A pipeline is a software infrastructure that defines and links one or more stages of a business process, running them in sequence to complete a specific task. Pipelines divide processing into stages, which are abstractions that describe a category of work. They also determine the sequence in which each category of work is performed.

Each stage of a pipeline contains one or more pipeline components (COM objects) that can be configured to work with the unique requirements of the site. For example, a typical Order Processing pipeline may include a Shopper Information stage, a Payment stage, and a Shipping stage.

Pipeline configuration files (.pcf) define pipelines. The pipeline specified by the file is created and run by a pipeline object. Commerce Server 2002 provides five objects to run pipelines: MtsPipeline, MtsTxPipeline, PooledPipeline, PooledTxPipeline, and OrderPipeline. The MtsPipeline and PooledPipeline objects do not support transactions. The MtsTxPipeline and PooledTxPipeline objects do support transactions.



  • In Commerce Server 2002, pipelines are often run indirectly through the RunPipe method of the OrderGroup object. The RunPipe method creates one of the five pipeline objects and uses it to run the pipeline.

Pipeline configuration files (.pcf files) are usually marked in one of following three ways:

  • Any pipeline. May be loaded into any pipeline.
  • Requires transacted pipeline. Must be loaded into an MtsTxPipeline or PooledTxPipeline pipeline.
  • Requires a non-transacted pipeline. Must be loaded into an MtsPipeline, PooledPipeline, or OrderPipeline pipeline.

The pooled pipelines take advantage of COM+ object pooling to speed up pipeline loading and execution. For more information, see Pooled Pipelines.

Designing Pipelines for Your Site

As the designer of the pipelines for your site, you must take measures to ensure that the pipelines function correctly. First, you should ensure that no pipeline component is configured to overwrite the work done by another component.

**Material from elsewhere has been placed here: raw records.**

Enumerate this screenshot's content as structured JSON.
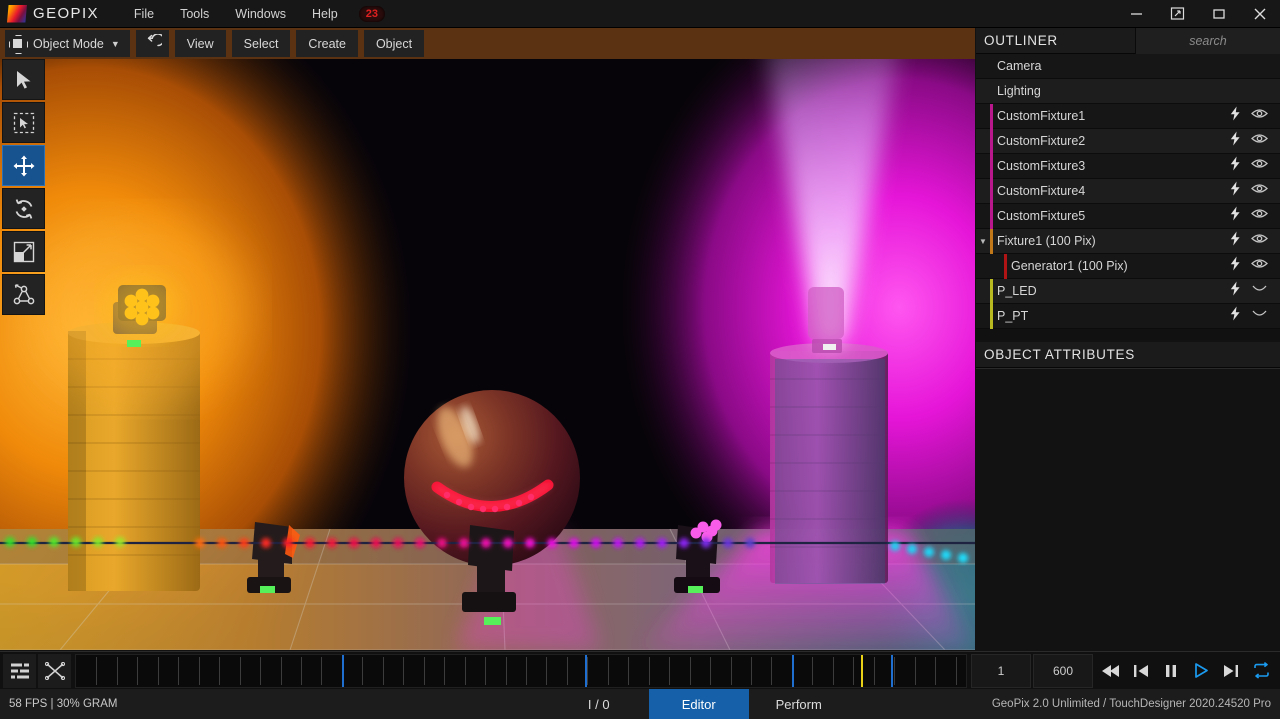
{
  "app": {
    "logo_text": "GEOPIX",
    "menus": [
      {
        "label": "File"
      },
      {
        "label": "Tools"
      },
      {
        "label": "Windows"
      },
      {
        "label": "Help"
      }
    ],
    "notification_badge": "23",
    "window_controls": [
      {
        "name": "minimize-button",
        "glyph": "—"
      },
      {
        "name": "fullscreen-button",
        "glyph": "⤡"
      },
      {
        "name": "maximize-button",
        "glyph": "□"
      },
      {
        "name": "close-button",
        "glyph": "✕"
      }
    ]
  },
  "modebar": {
    "mode_label": "Object Mode",
    "mode_caret": "▼",
    "undo_label": "Undo",
    "buttons": [
      {
        "label": "View"
      },
      {
        "label": "Select"
      },
      {
        "label": "Create"
      },
      {
        "label": "Object"
      }
    ]
  },
  "tools": [
    {
      "name": "select-cursor-tool",
      "label": "Select",
      "active": false
    },
    {
      "name": "box-select-tool",
      "label": "Box Select",
      "active": false
    },
    {
      "name": "move-tool",
      "label": "Move",
      "active": true
    },
    {
      "name": "rotate-tool",
      "label": "Rotate",
      "active": false
    },
    {
      "name": "scale-tool",
      "label": "Scale",
      "active": false
    },
    {
      "name": "snap-node-tool",
      "label": "Snap / Node",
      "active": false
    }
  ],
  "outliner": {
    "title": "OUTLINER",
    "search_placeholder": "search",
    "search_value": "",
    "items": [
      {
        "label": "Camera",
        "color": "",
        "indent": 0,
        "icons": false,
        "expander": "",
        "eye": ""
      },
      {
        "label": "Lighting",
        "color": "",
        "indent": 0,
        "icons": false,
        "expander": "",
        "eye": ""
      },
      {
        "label": "CustomFixture1",
        "color": "#b8188c",
        "indent": 0,
        "icons": true,
        "expander": "",
        "eye": "open"
      },
      {
        "label": "CustomFixture2",
        "color": "#b8188c",
        "indent": 0,
        "icons": true,
        "expander": "",
        "eye": "open"
      },
      {
        "label": "CustomFixture3",
        "color": "#b8188c",
        "indent": 0,
        "icons": true,
        "expander": "",
        "eye": "open"
      },
      {
        "label": "CustomFixture4",
        "color": "#b8188c",
        "indent": 0,
        "icons": true,
        "expander": "",
        "eye": "open"
      },
      {
        "label": "CustomFixture5",
        "color": "#b8188c",
        "indent": 0,
        "icons": true,
        "expander": "",
        "eye": "open"
      },
      {
        "label": "Fixture1 (100 Pix)",
        "color": "#c07818",
        "indent": 0,
        "icons": true,
        "expander": "▼",
        "eye": "open"
      },
      {
        "label": "Generator1 (100 Pix)",
        "color": "#b01414",
        "indent": 1,
        "icons": true,
        "expander": "",
        "eye": "open"
      },
      {
        "label": "P_LED",
        "color": "#b8b820",
        "indent": 0,
        "icons": true,
        "expander": "",
        "eye": "closed"
      },
      {
        "label": "P_PT",
        "color": "#b8b820",
        "indent": 0,
        "icons": true,
        "expander": "",
        "eye": "closed"
      }
    ]
  },
  "attributes": {
    "title": "OBJECT ATTRIBUTES"
  },
  "timeline": {
    "layers_icon_label": "Layers",
    "crossfade_icon_label": "Crossfade",
    "current_frame": "1",
    "end_frame": "600",
    "transport": [
      {
        "name": "rewind-button",
        "label": "Rewind",
        "accent": false
      },
      {
        "name": "jump-start-button",
        "label": "Jump to Start",
        "accent": false
      },
      {
        "name": "pause-button",
        "label": "Pause",
        "accent": false
      },
      {
        "name": "play-button",
        "label": "Play",
        "accent": true
      },
      {
        "name": "jump-end-button",
        "label": "Jump to End",
        "accent": false
      },
      {
        "name": "loop-button",
        "label": "Loop",
        "accent": true
      }
    ]
  },
  "statusbar": {
    "performance": "58 FPS | 30% GRAM",
    "tabs": [
      {
        "label": "I / 0",
        "active": false
      },
      {
        "label": "Editor",
        "active": true
      },
      {
        "label": "Perform",
        "active": false
      }
    ],
    "version": "GeoPix 2.0 Unlimited / TouchDesigner 2020.24520 Pro"
  },
  "colors": {
    "accent_blue": "#1560a8",
    "mode_toolbar": "#5c3312",
    "badge_red": "#e02020",
    "amber_light": "#ffab17",
    "magenta_light": "#ee17dd",
    "cyan_light": "#19c8e0",
    "red_light": "#ff1030"
  },
  "viewport": {
    "scene_name": "3D Lighting Preview",
    "description": "Stage visualization with amber, magenta and cyan lit brick pillars, a reflective sphere with LED smile arc, moving-head fixtures and LED pixel strip"
  }
}
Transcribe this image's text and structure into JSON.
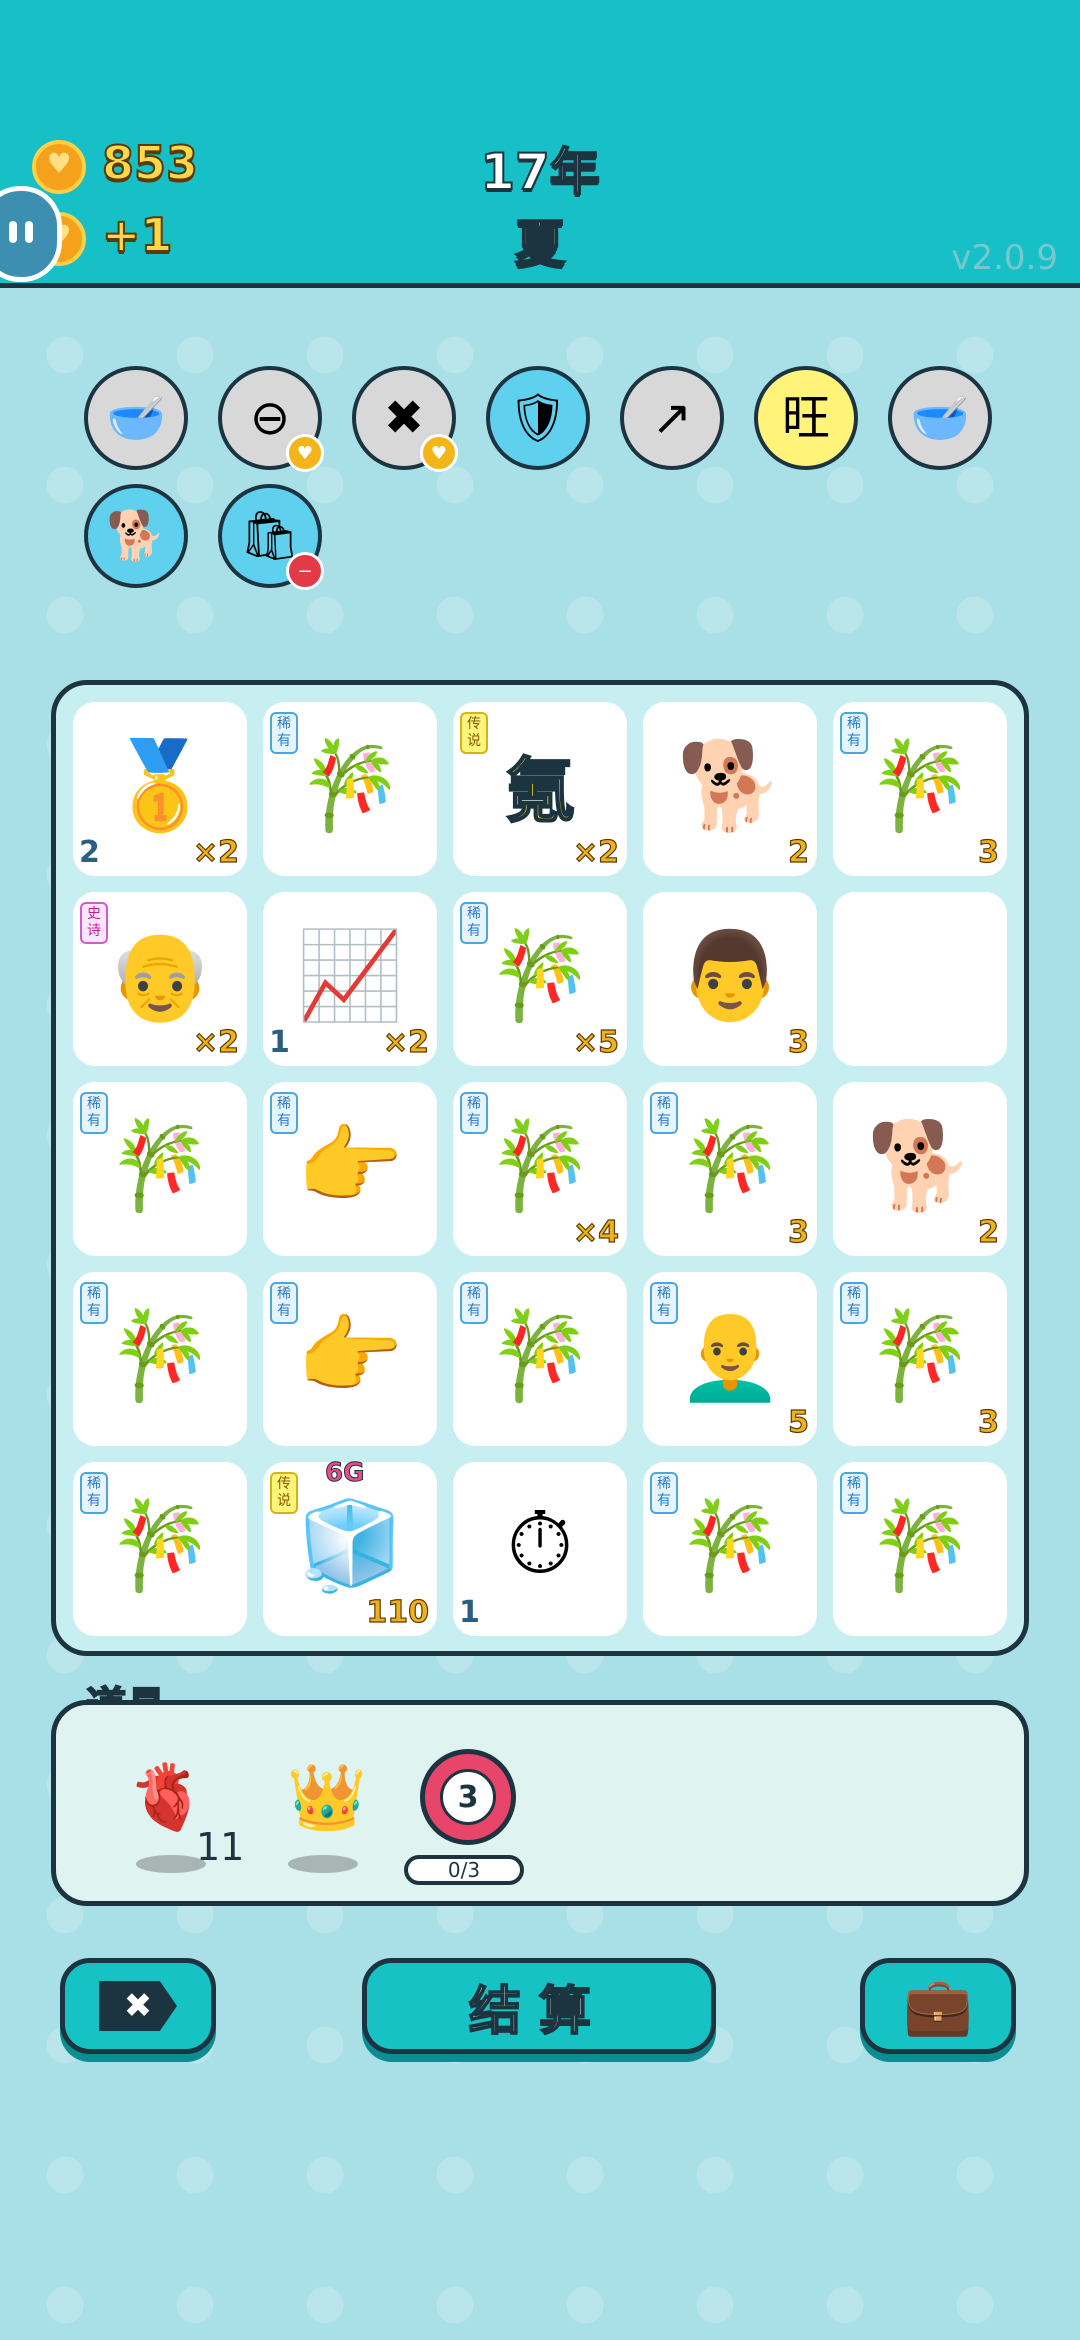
{
  "header": {
    "coins": "853",
    "coins_per_turn": "+1",
    "year": "17年",
    "season": "夏",
    "version": "v2.0.9"
  },
  "relics": [
    {
      "name": "dog-food-bowl-icon",
      "glyph": "🥣",
      "bg": "#d8d8d8"
    },
    {
      "name": "remove-symbol-icon",
      "glyph": "⊖",
      "bg": "#d8d8d8",
      "badge": "♥"
    },
    {
      "name": "delete-tag-icon",
      "glyph": "✖",
      "bg": "#d8d8d8",
      "badge": "♥"
    },
    {
      "name": "shield-wrench-icon",
      "glyph": "🛡",
      "bg": "#5fd0ee"
    },
    {
      "name": "curved-arrow-icon",
      "glyph": "↗",
      "bg": "#d8d8d8"
    },
    {
      "name": "wang-characters-icon",
      "glyph": "旺",
      "bg": "#fff37a"
    },
    {
      "name": "dog-food-bowl-icon",
      "glyph": "🥣",
      "bg": "#d8d8d8"
    },
    {
      "name": "shiba-dog-icon",
      "glyph": "🐕",
      "bg": "#5fd0ee"
    },
    {
      "name": "sack-icon",
      "glyph": "🛍",
      "bg": "#5fd0ee",
      "badge": "−",
      "badge_red": true
    }
  ],
  "board": [
    [
      {
        "icon": "gold-bars-icon",
        "glyph": "🥇",
        "left": "2",
        "right": "×2"
      },
      {
        "icon": "bamboo-icon",
        "glyph": "🎋",
        "tag": "稀有",
        "tag_type": "rare"
      },
      {
        "icon": "krypton-icon",
        "glyph": "氪",
        "tag": "传说",
        "tag_type": "legend",
        "right": "×2"
      },
      {
        "icon": "husky-dog-icon",
        "glyph": "🐕",
        "right": "2"
      },
      {
        "icon": "bamboo-icon",
        "glyph": "🎋",
        "tag": "稀有",
        "tag_type": "rare",
        "right": "3"
      }
    ],
    [
      {
        "icon": "old-man-face-icon",
        "glyph": "👴",
        "tag": "史诗",
        "tag_type": "epic",
        "right": "×2"
      },
      {
        "icon": "trend-chart-icon",
        "glyph": "📈",
        "left": "1",
        "right": "×2"
      },
      {
        "icon": "bamboo-icon",
        "glyph": "🎋",
        "tag": "稀有",
        "tag_type": "rare",
        "right": "×5"
      },
      {
        "icon": "man-face-icon",
        "glyph": "👨",
        "right": "3"
      },
      {
        "icon": "empty-slot",
        "glyph": ""
      }
    ],
    [
      {
        "icon": "bamboo-icon",
        "glyph": "🎋",
        "tag": "稀有",
        "tag_type": "rare"
      },
      {
        "icon": "pointing-finger-icon",
        "glyph": "👉",
        "tag": "稀有",
        "tag_type": "rare"
      },
      {
        "icon": "bamboo-icon",
        "glyph": "🎋",
        "tag": "稀有",
        "tag_type": "rare",
        "right": "×4"
      },
      {
        "icon": "bamboo-icon",
        "glyph": "🎋",
        "tag": "稀有",
        "tag_type": "rare",
        "right": "3"
      },
      {
        "icon": "husky-dog-icon",
        "glyph": "🐕",
        "right": "2"
      }
    ],
    [
      {
        "icon": "bamboo-icon",
        "glyph": "🎋",
        "tag": "稀有",
        "tag_type": "rare"
      },
      {
        "icon": "pointing-finger-icon",
        "glyph": "👉",
        "tag": "稀有",
        "tag_type": "rare"
      },
      {
        "icon": "bamboo-icon",
        "glyph": "🎋",
        "tag": "稀有",
        "tag_type": "rare"
      },
      {
        "icon": "bald-man-face-icon",
        "glyph": "👨‍🦲",
        "tag": "稀有",
        "tag_type": "rare",
        "right": "5"
      },
      {
        "icon": "bamboo-icon",
        "glyph": "🎋",
        "tag": "稀有",
        "tag_type": "rare",
        "right": "3"
      }
    ],
    [
      {
        "icon": "bamboo-icon",
        "glyph": "🎋",
        "tag": "稀有",
        "tag_type": "rare"
      },
      {
        "icon": "fridge-6g-icon",
        "glyph": "🧊",
        "tag": "传说",
        "tag_type": "legend",
        "top": "6G",
        "right": "110"
      },
      {
        "icon": "stopwatch-icon",
        "glyph": "⏱",
        "left": "1"
      },
      {
        "icon": "bamboo-icon",
        "glyph": "🎋",
        "tag": "稀有",
        "tag_type": "rare"
      },
      {
        "icon": "bamboo-icon",
        "glyph": "🎋",
        "tag": "稀有",
        "tag_type": "rare"
      }
    ]
  ],
  "props": {
    "title": "道具",
    "liver_count": "11",
    "target_number": "3",
    "target_progress": "0/3"
  },
  "buttons": {
    "settle": "结算"
  }
}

Second, you should define the circumstances under which the pipeline is to stop processing. As each component in the pipeline runs, it returns a status that indicates success, a warning, or failure. If you configure a stage to tolerate warnings, the pipeline continues to operate despite a warning generated by a component in that stage. If you configure a stage to tolerate only success, and a component in that stage returns a warning, the pipeline stops processing, and returns an error.